Implications for Policy and Practice
California’s minimum nurse-to-patient staffing regulations were intended to improve the quality of patient care, but to date there is only mixed evidence that they achieved this goal. This analysis and other recent studies indicate that the role of nursing care in improving patient outcomes is multidimensional; multiple structural and process factors are important (Aiken et al., 2011; Needleman et al., 2009; Needleman et al., 2011).
Regulatory approaches to improving quality of patient care can have unintended consequences. California’s minimum staffing regulation has been linked to a more rapid wage growth than in other states (Mark, Harless, & Spetz, 2009), to declines in operating margins (Reiter, Harless, Pink, & Mark, 2012), and to a reduction in the amount of uncompensated care provided by some hospitals (Reiter, Harless, Pink, Spetz, & Mark, 2011). These “costs” may be worthwhile if the regulations achieved any benefits. We find evidence that increased nurse staffing was associated with lower rates of mortality following complications and also limited evidence that higher staffing is linked to shorter lengths of stay for patients experiencing some complications. This suggests that some benefit may arise from nurses having more time for surveillance of patients; however, this conclusion is tentative and requires more research.

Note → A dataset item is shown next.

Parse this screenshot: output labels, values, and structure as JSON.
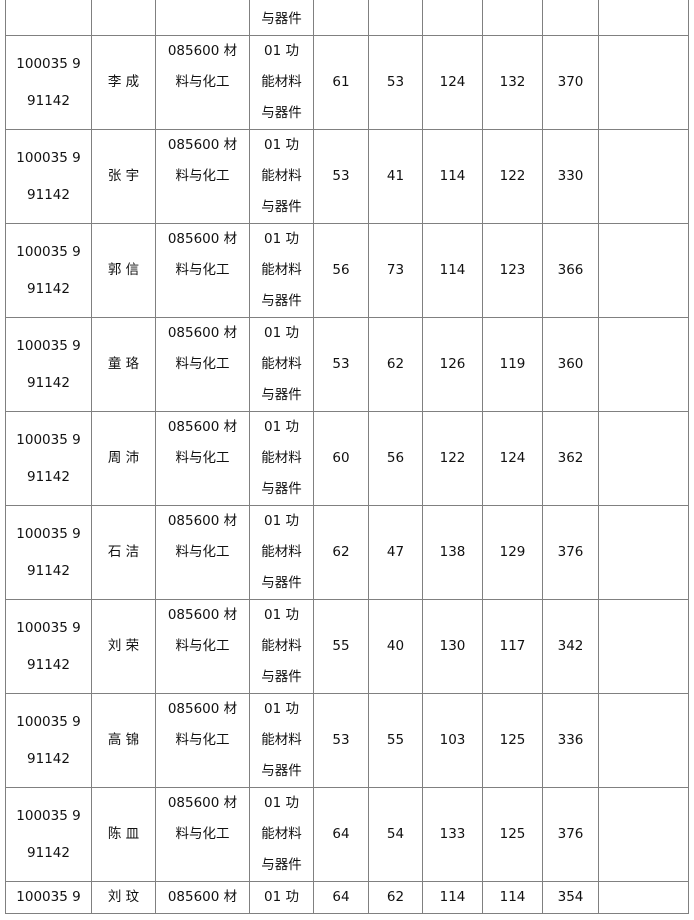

The net effect of nurse staffing legislation remains unknown. California’s fixed minimum staffing ratio regulations have not been consistently linked to improvements in the quality of care, although it is possible that benefits to patient care will be found in the long term. The comparatively flexible regulations established in other states have yet to be evaluated, and in general, the full set of factors that facilitate improved nursing care is poorly understood. Thus, policymakers should tread cautiously as they consider new nurse staffing regulations and carefully weigh the potential of quality and work environment improvement against the possible costs of regulation.
Funding
The authors disclosed receipt of the following financial support for the research, authorship, and/or publication of this article: Supported by Grant Number 2R01HS10153 from the Agency for Healthcare Research and Quality.
Footnotes
Declaration of Conflicting Interests
The authors declared no potential conflicts of interest with respect to the research, authorship, and/or publication of this article.